A primeira vacina contra a Covid-19 a ser aprovada no mundo, a imunização produzida pela Rússia e anunciada nesta terça (11/8) pode ser testada, produzida e distribuída no Brasil. Em reunião na tarde desta quarta-feira (12/8), o governador do Paraná Ratinho Júnior (PSD), e o embaixador da Rússia no Brasil, Sergey Akopov, assinaram um memorando de entendimento pelo acordo.

O documento é o primeiro passo para formalizar um contrato mais elaborado e representa um compromisso entre as partes para alinhar os termos da negociação.

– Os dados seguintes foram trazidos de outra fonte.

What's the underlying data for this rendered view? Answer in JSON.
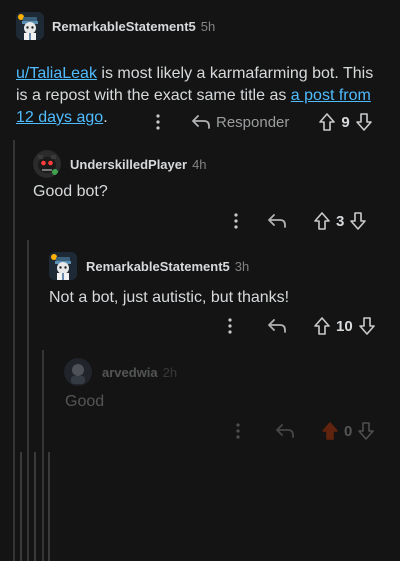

Não há previsão de investimento até o momento, há apenas uma parceria para estudar e, no futuro, talvez produzir e distribuir a imunização.

Em entrevista coletiva, o diretor-presidente do Instituto de Tecnologia do Paraná (Tecpar), Jorge Callado, explica que será formada uma força-tarefa para apurar informações sobre segurança e eficácia e haverá testes de fase 3 no Brasil antes de se produzir qualquer vacina.

“Estamos em comunicação ampla e bastante republicana com o governo russo. Acreditamos que, quanto mais alternativas de imunização, melhor. O caminho é longo: vamos ver os resultados das fases 1 e 2 do estudo clínico e elaborar um protocolo de validação e pesquisa para ser submetido à Comissão Nacional de Ética e Pesquisa e à Anvisa. O momento agora é de focar na validação”, explica.

Segundo Callado, o documento pedindo autorização para início dos testes deve chegar na Anvisa daqui a 30 ou 40 dias. “É um momento de muita prudência, segurança e transparência acima de tudo. Não vamos queimar etapas ou acelerar o processo. O tempo do estudo é importante e deve ser respeitado”, afirma.

O diretor-presidente diz que, caso o medicamento tenha eficácia e segurança comprovada, será preciso um investimento de pelo menos R$ 80 milhões para montar uma fábrica capaz de produzir a imunização — segundo ele, não há laboratório no país que produza esse tipo de vacina. A previsão “conservadora” dele é que a imunização seja distribuída apenas no segundo semestre de 2021.

O CEO do Fundo de Investimento Direto Russo, Kirill Dmitriev, já havia afirmado que o país está vendo um interesse forte por parte dos parceiros brasileiros em aprender com a experiência da Rússia na luta contra o coronavírus.

“O Brasil é um dos cinco países prontos para sustentar a produção da vacina Sputnik V. Estamos confiantes na alta segurança e eficácia e esperamos a aprovação da vacina pelas autoridades brasileiras em breve”, afirmou, em nota.

A imunização russa é centro de uma discussão mundial — a comunidade científica está duvidando da velocidade do processo e acredita que a vacina foi aprovada sem passar por todas as etapas de um estudo clínico. A Organização Mundial de Saúde (OMS) já pediu maiores informações para o governo do país para avaliar o medicamento.